Adobe's Digital Enterprise Platform for Customer Experience Management (CEM) is based on Adobe's LiveCycle and CRX products. It's a modular framework that facilitates the management and deployment of Adobe technologies like Flash, AIR, and Reader, open standards like HTML5, development tools like Flash Builder and Flex, and marketing tools like Adobe's Online Marketing Suite. It aims to be the one-stop shop for assembling and overseeing mobile, print, social, and web content.

"The Adobe Digital Enterprise Platform provides a complete foundation for enterprises to truly engage with customers at every point of interaction, through solutions that are easier to use, more effective and productive, and more apt to delight the customer and promote brand loyalty," said Rob Tarkoff, SVP and general manager of Adobe's digital enterprise solutions group, in a statement.

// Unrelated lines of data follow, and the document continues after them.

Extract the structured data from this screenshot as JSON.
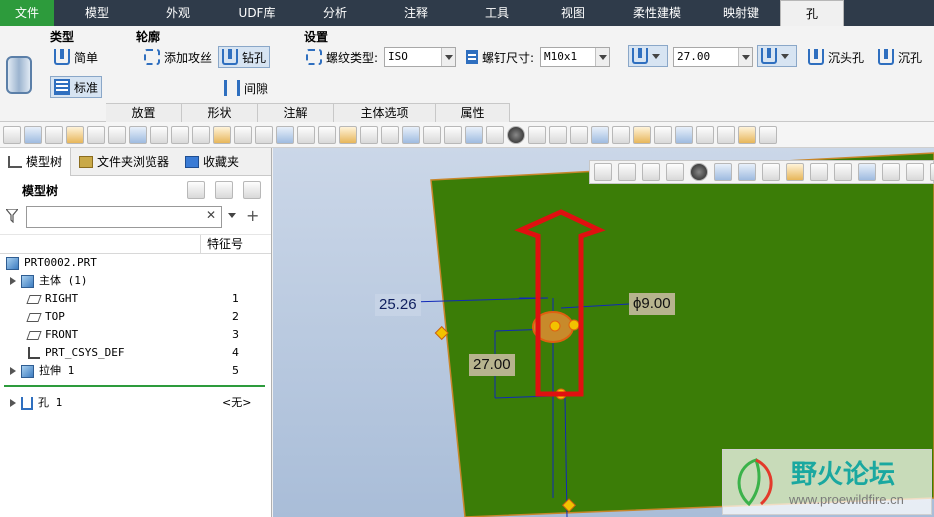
{
  "menu": {
    "tabs": [
      "文件",
      "模型",
      "外观",
      "UDF库",
      "分析",
      "注释",
      "工具",
      "视图",
      "柔性建模",
      "映射键",
      "孔"
    ],
    "active": "孔"
  },
  "ribbon": {
    "type_label": "类型",
    "profile_label": "轮廓",
    "settings_label": "设置",
    "simple_label": "简单",
    "standard_label": "标准",
    "tap_label": "添加攻丝",
    "drill_label": "钻孔",
    "gap_label": "间隙",
    "thread_type_label": "螺纹类型:",
    "thread_type_value": "ISO",
    "screw_size_label": "螺钉尺寸:",
    "screw_size_value": "M10x1",
    "depth_value": "27.00",
    "countersink_label": "沉头孔",
    "counterbore_label": "沉孔",
    "groups": [
      "放置",
      "形状",
      "注解",
      "主体选项",
      "属性"
    ]
  },
  "left_panel": {
    "tabs": [
      "模型树",
      "文件夹浏览器",
      "收藏夹"
    ],
    "tree_title": "模型树",
    "filter_placeholder": "",
    "col_feature_id": "特征号",
    "rows": [
      {
        "name": "PRT0002.PRT",
        "id": ""
      },
      {
        "name": "主体 (1)",
        "id": ""
      },
      {
        "name": "RIGHT",
        "id": "1"
      },
      {
        "name": "TOP",
        "id": "2"
      },
      {
        "name": "FRONT",
        "id": "3"
      },
      {
        "name": "PRT_CSYS_DEF",
        "id": "4"
      },
      {
        "name": "拉伸 1",
        "id": "5"
      },
      {
        "name": "孔 1",
        "id": "<无>"
      }
    ]
  },
  "viewport": {
    "dims": {
      "horizontal": "25.26",
      "diameter": "ϕ9.00",
      "vertical": "27.00"
    },
    "colors": {
      "part_face": "#3b7d07",
      "arrow": "#e01010",
      "dim_line": "#1029b8"
    }
  },
  "watermark": {
    "title": "野火论坛",
    "url": "www.proewildfire.cn"
  }
}
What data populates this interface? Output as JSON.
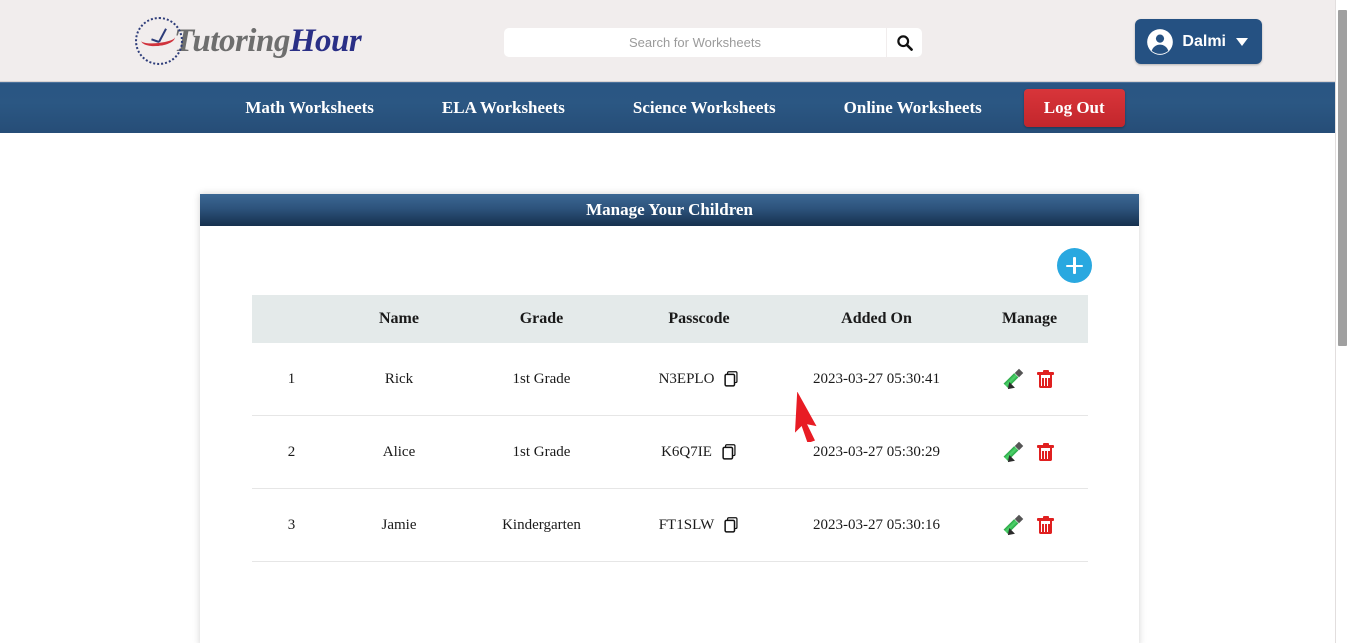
{
  "header": {
    "logo": {
      "text_part1": "Tutoring",
      "text_part2": "Hour",
      "icon": "clock-logo-icon"
    },
    "search": {
      "placeholder": "Search for Worksheets",
      "value": "",
      "button_icon": "search-icon"
    },
    "user": {
      "name": "Dalmi",
      "avatar_icon": "user-circle-icon",
      "caret_icon": "chevron-down-icon"
    }
  },
  "nav": {
    "links": [
      {
        "label": "Math Worksheets"
      },
      {
        "label": "ELA Worksheets"
      },
      {
        "label": "Science Worksheets"
      },
      {
        "label": "Online Worksheets"
      }
    ],
    "logout_label": "Log Out"
  },
  "panel": {
    "title": "Manage Your Children",
    "add_button_icon": "plus-icon",
    "table": {
      "columns": [
        "",
        "Name",
        "Grade",
        "Passcode",
        "Added On",
        "Manage"
      ],
      "rows": [
        {
          "index": "1",
          "name": "Rick",
          "grade": "1st Grade",
          "passcode": "N3EPLO",
          "copy_icon": "copy-icon",
          "added_on": "2023-03-27 05:30:41",
          "edit_icon": "pencil-icon",
          "delete_icon": "trash-icon"
        },
        {
          "index": "2",
          "name": "Alice",
          "grade": "1st Grade",
          "passcode": "K6Q7IE",
          "copy_icon": "copy-icon",
          "added_on": "2023-03-27 05:30:29",
          "edit_icon": "pencil-icon",
          "delete_icon": "trash-icon"
        },
        {
          "index": "3",
          "name": "Jamie",
          "grade": "Kindergarten",
          "passcode": "FT1SLW",
          "copy_icon": "copy-icon",
          "added_on": "2023-03-27 05:30:16",
          "edit_icon": "pencil-icon",
          "delete_icon": "trash-icon"
        }
      ]
    }
  },
  "cursor": {
    "icon": "mouse-pointer-arrow",
    "color": "#e81c24"
  },
  "colors": {
    "header_bg": "#f1eded",
    "nav_bg": "#2b5783",
    "panel_header_dark": "#16304e",
    "logout_red": "#c9292f",
    "add_blue": "#29a8e0",
    "table_header_bg": "#e4eaea",
    "edit_green": "#27a544",
    "delete_red": "#e02020"
  }
}
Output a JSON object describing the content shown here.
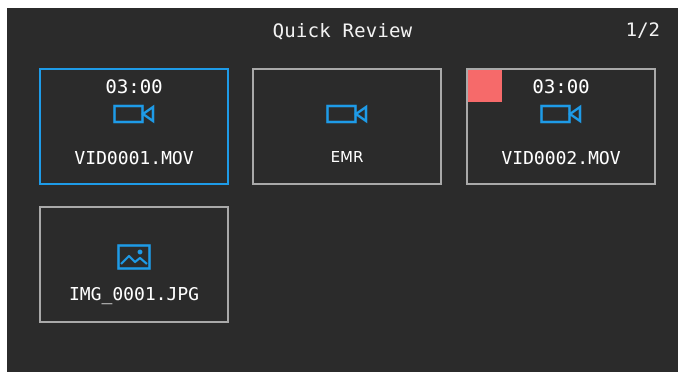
{
  "header": {
    "title": "Quick Review",
    "page_indicator": "1/2"
  },
  "colors": {
    "background": "#2b2b2b",
    "tile_border": "#a9a9a9",
    "selected_border": "#1e9be8",
    "icon": "#1e9be8",
    "badge": "#f66a6a"
  },
  "files": [
    {
      "duration": "03:00",
      "name": "VID0001.MOV",
      "icon": "video-camera-icon",
      "selected": true
    },
    {
      "duration": "",
      "name": "EMR",
      "icon": "video-camera-icon",
      "selected": false
    },
    {
      "duration": "03:00",
      "name": "VID0002.MOV",
      "icon": "video-camera-icon",
      "selected": false,
      "badge": "red-square"
    },
    {
      "duration": "",
      "name": "IMG_0001.JPG",
      "icon": "image-icon",
      "selected": false
    }
  ]
}
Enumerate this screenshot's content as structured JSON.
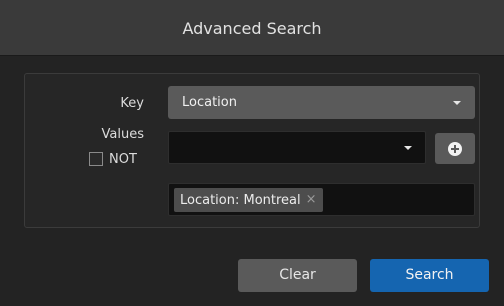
{
  "dialog": {
    "title": "Advanced Search"
  },
  "form": {
    "key_label": "Key",
    "key_value": "Location",
    "values_label": "Values",
    "not_label": "NOT",
    "not_checked": false,
    "values_input_value": "",
    "tags": [
      {
        "label": "Location: Montreal",
        "remove_icon": "×"
      }
    ]
  },
  "buttons": {
    "clear_label": "Clear",
    "search_label": "Search"
  },
  "icons": {
    "key_dropdown": "chevron-down-icon",
    "values_dropdown": "chevron-down-icon",
    "add_value": "plus-circle-icon",
    "remove_tag": "close-icon"
  },
  "colors": {
    "primary_button": "#1565b0",
    "secondary_button": "#5a5a5a"
  }
}
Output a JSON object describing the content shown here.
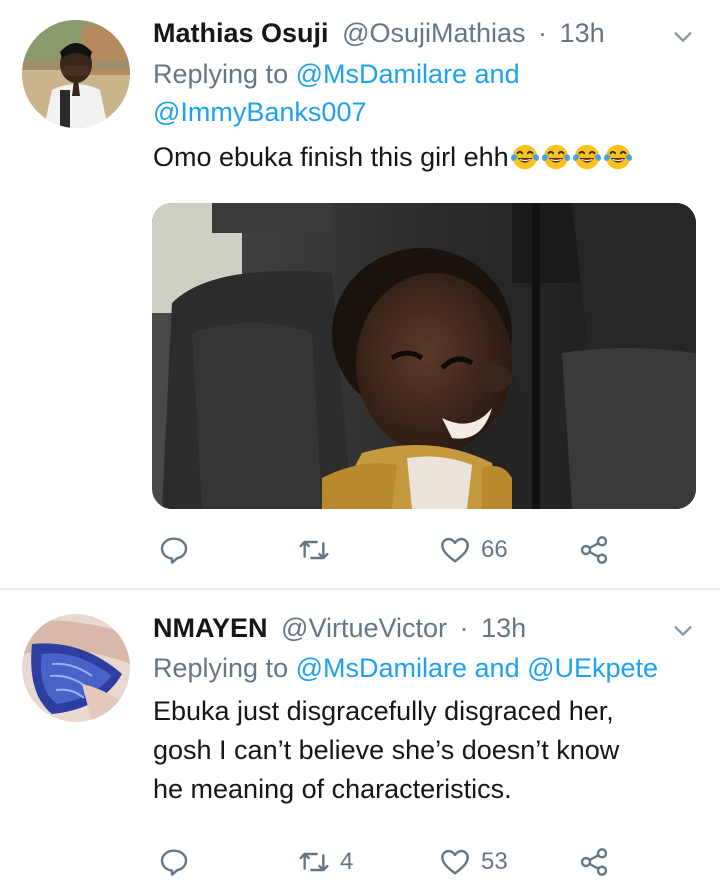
{
  "tweets": [
    {
      "name": "Mathias Osuji",
      "handle": "@OsujiMathias",
      "time": "13h",
      "replying_prefix": "Replying to",
      "replying_line1": "@MsDamilare and",
      "replying_line2": "@ImmyBanks007",
      "text": "Omo ebuka finish this girl ehh",
      "emoji": [
        "face-with-tears-of-joy",
        "face-with-tears-of-joy",
        "face-with-tears-of-joy",
        "face-with-tears-of-joy"
      ],
      "counts": {
        "reply": "",
        "retweet": "",
        "like": "66"
      }
    },
    {
      "name": "NMAYEN",
      "handle": "@VirtueVictor",
      "time": "13h",
      "replying_prefix": "Replying to",
      "replying_line1": "@MsDamilare and @UEkpete",
      "body_lines": [
        "Ebuka just disgracefully disgraced her,",
        "gosh I can’t believe she’s doesn’t know",
        "he meaning of characteristics."
      ],
      "counts": {
        "reply": "",
        "retweet": "4",
        "like": "53"
      }
    }
  ],
  "separator": "·",
  "colors": {
    "name": "#14171a",
    "secondary": "#657786",
    "link": "#1da1f2",
    "divider": "#e6ecf0"
  }
}
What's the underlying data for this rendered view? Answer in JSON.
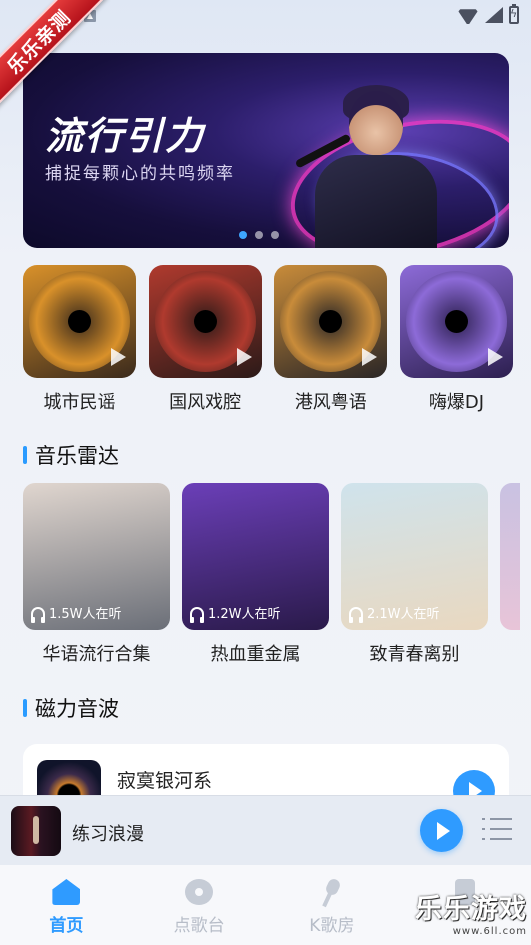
{
  "watermark_corner": "乐乐亲测",
  "banner": {
    "title": "流行引力",
    "subtitle": "捕捉每颗心的共鸣频率",
    "dots": 3,
    "active_dot": 0
  },
  "genres": [
    {
      "label": "城市民谣",
      "colors": [
        "#d9912a",
        "#3a2a1c"
      ]
    },
    {
      "label": "国风戏腔",
      "colors": [
        "#b03a2e",
        "#2b1a18"
      ]
    },
    {
      "label": "港风粤语",
      "colors": [
        "#c98c3a",
        "#2a2626"
      ]
    },
    {
      "label": "嗨爆DJ",
      "colors": [
        "#8d6bd8",
        "#2c1f4f"
      ]
    }
  ],
  "sections": {
    "radar_title": "音乐雷达",
    "magnet_title": "磁力音波"
  },
  "radar": [
    {
      "label": "华语流行合集",
      "listeners": "1.5W人在听",
      "colors": [
        "#e0d6cf",
        "#6b6f78"
      ]
    },
    {
      "label": "热血重金属",
      "listeners": "1.2W人在听",
      "colors": [
        "#6b3fb8",
        "#2a1a4a"
      ]
    },
    {
      "label": "致青春离别",
      "listeners": "2.1W人在听",
      "colors": [
        "#cfe3ec",
        "#e9d8c0"
      ]
    }
  ],
  "song": {
    "title": "寂寞银河系"
  },
  "mini_player": {
    "title": "练习浪漫"
  },
  "tabs": [
    {
      "label": "首页",
      "icon": "home-icon",
      "active": true
    },
    {
      "label": "点歌台",
      "icon": "disc-icon",
      "active": false
    },
    {
      "label": "K歌房",
      "icon": "mic-icon",
      "active": false
    },
    {
      "label": "",
      "icon": "note-icon",
      "active": false
    }
  ],
  "watermark": {
    "main": "乐乐游戏",
    "url": "www.6ll.com"
  },
  "colors": {
    "accent": "#2f9bff",
    "ribbon": "#d42a2a"
  }
}
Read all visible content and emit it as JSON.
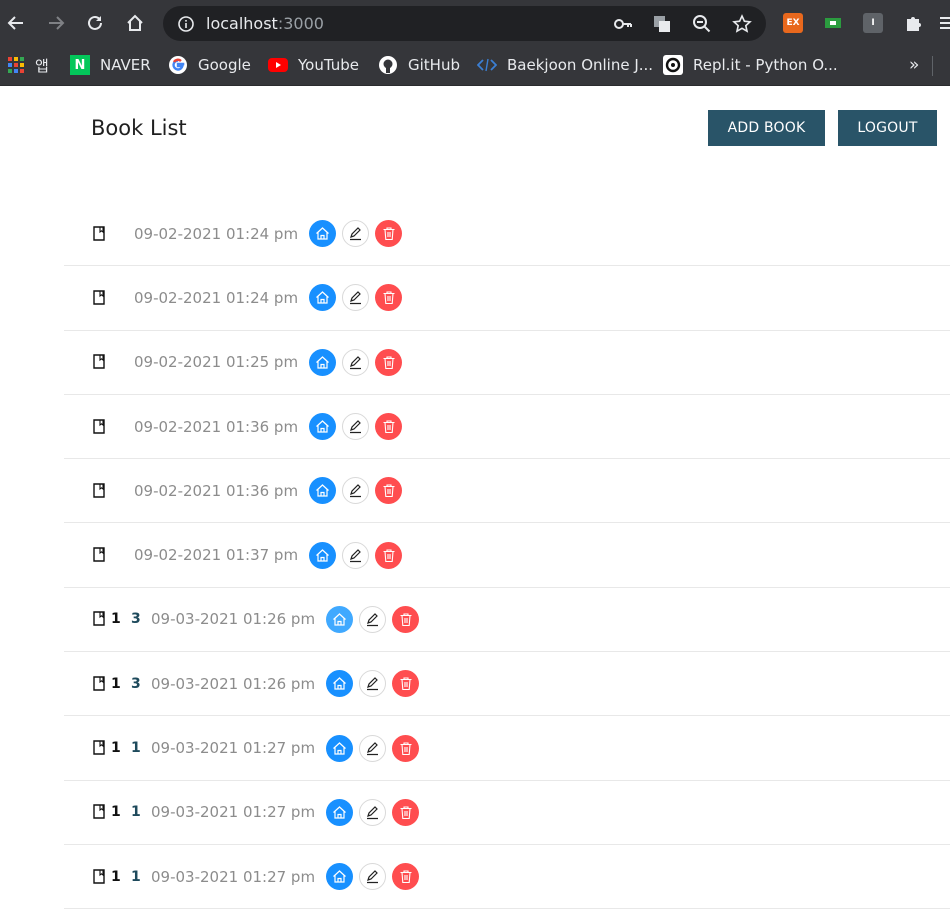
{
  "browser": {
    "url_host": "localhost",
    "url_port": ":3000",
    "extensions": [
      {
        "name": "ex-extension-icon",
        "label": "EX",
        "color": "#e8681d"
      },
      {
        "name": "green-extension-icon",
        "label": "",
        "color": "#2b9c3f"
      },
      {
        "name": "gray-extension-icon",
        "label": "I",
        "color": "#5f6368"
      }
    ],
    "bookmarks": [
      {
        "name": "bookmark-apps",
        "label": "앱",
        "icon": "apps-grid-icon"
      },
      {
        "name": "bookmark-naver",
        "label": "NAVER",
        "icon": "naver-icon"
      },
      {
        "name": "bookmark-google",
        "label": "Google",
        "icon": "google-icon"
      },
      {
        "name": "bookmark-youtube",
        "label": "YouTube",
        "icon": "youtube-icon"
      },
      {
        "name": "bookmark-github",
        "label": "GitHub",
        "icon": "github-icon"
      },
      {
        "name": "bookmark-baekjoon",
        "label": "Baekjoon Online J...",
        "icon": "code-icon"
      },
      {
        "name": "bookmark-replit",
        "label": "Repl.it - Python O...",
        "icon": "replit-icon"
      }
    ],
    "bookmarks_overflow": "»"
  },
  "page": {
    "title": "Book List",
    "add_button": "ADD BOOK",
    "logout_button": "LOGOUT"
  },
  "books": [
    {
      "num_a": "",
      "num_b": "",
      "date": "09-02-2021 01:24 pm"
    },
    {
      "num_a": "",
      "num_b": "",
      "date": "09-02-2021 01:24 pm"
    },
    {
      "num_a": "",
      "num_b": "",
      "date": "09-02-2021 01:25 pm"
    },
    {
      "num_a": "",
      "num_b": "",
      "date": "09-02-2021 01:36 pm"
    },
    {
      "num_a": "",
      "num_b": "",
      "date": "09-02-2021 01:36 pm"
    },
    {
      "num_a": "",
      "num_b": "",
      "date": "09-02-2021 01:37 pm"
    },
    {
      "num_a": "1",
      "num_b": "3",
      "date": "09-03-2021 01:26 pm",
      "home_light": true
    },
    {
      "num_a": "1",
      "num_b": "3",
      "date": "09-03-2021 01:26 pm"
    },
    {
      "num_a": "1",
      "num_b": "1",
      "date": "09-03-2021 01:27 pm"
    },
    {
      "num_a": "1",
      "num_b": "1",
      "date": "09-03-2021 01:27 pm"
    },
    {
      "num_a": "1",
      "num_b": "1",
      "date": "09-03-2021 01:27 pm"
    }
  ],
  "colors": {
    "primary_button": "#295468",
    "home_action": "#1890ff",
    "delete_action": "#ff4d4f"
  }
}
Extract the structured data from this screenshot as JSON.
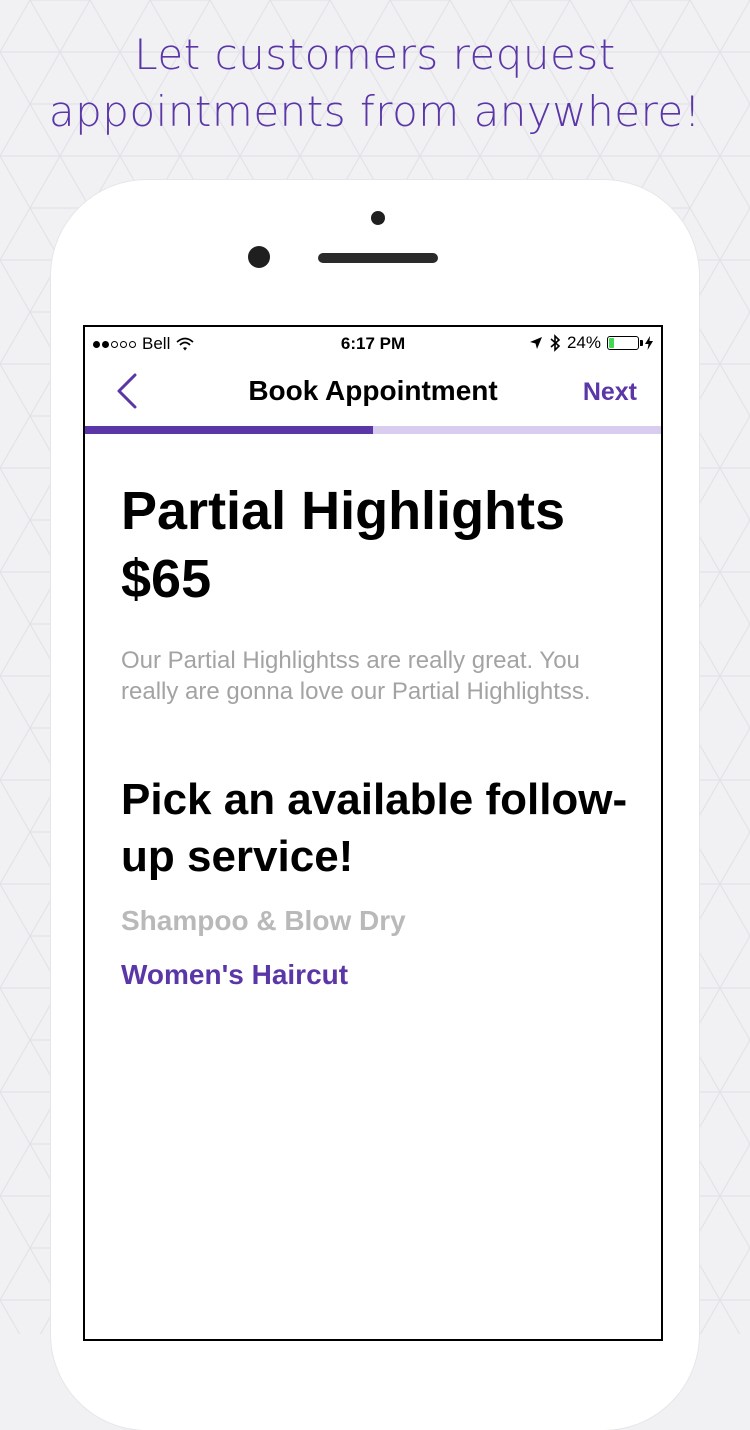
{
  "promo": {
    "line1": "Let customers request",
    "line2": "appointments from anywhere!"
  },
  "status_bar": {
    "carrier": "Bell",
    "time": "6:17 PM",
    "battery_percent": "24%",
    "battery_level": 0.24,
    "signal_bars_filled": 2,
    "signal_bars_total": 5
  },
  "navbar": {
    "title": "Book Appointment",
    "next_label": "Next"
  },
  "progress": {
    "fraction": 0.5
  },
  "service": {
    "name": "Partial Highlights",
    "price": "$65",
    "description": "Our Partial Highlightss are really great. You really are gonna love our Partial Highlightss."
  },
  "follow_up": {
    "heading": "Pick an available follow-up service!",
    "options": [
      {
        "label": "Shampoo & Blow Dry",
        "available": false
      },
      {
        "label": "Women's Haircut",
        "available": true
      }
    ]
  },
  "colors": {
    "accent": "#5b36a7",
    "progress_track": "#d8cdee",
    "disabled_text": "#b9b9b9",
    "description_text": "#a3a3a3",
    "background": "#f1f1f4"
  }
}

Tarfkoff asserts that being able "to deliver superior customer experiences has become the imperative in achieving competitive advantage." However, it's hard to imagine a past in which businesses could prosper by delivering inferior customer experiences.

Customer Experience Management is simply the latest jargon that encapsulates the need to deliver functional, well-designed applications and content. Melissa Webster, program VP for content and digital media technologies at IDC, said in a statement that businesses need a range of solutions that accommodate customer needs and keep customers happy.

This has always been the case. What's different is that now Adobe has a platform for doing just that, a platform that promises to unify content and application delivery in a way that's meaningful for enterprises.

T-Mobile recently created a rich Internet application for its customer service operation using Adobe Flex, AIR for the runtime client, and LiveCycle on the back-end. The goal was to make something that tied together its existing systems and was easy for the mobile carrier's customer service representatives to use. The result, said Scott Tweedy, VP of customer service at T-Mobile, in a video, was an application that helped unlock the potential of T-Mobile's workforce.

"Everybody sells phones, everybody has retail locations," said Tweedy of his competitors. "But it's that customer experience that you have when you interact with the customer that's going to differentiate you in the marketplace."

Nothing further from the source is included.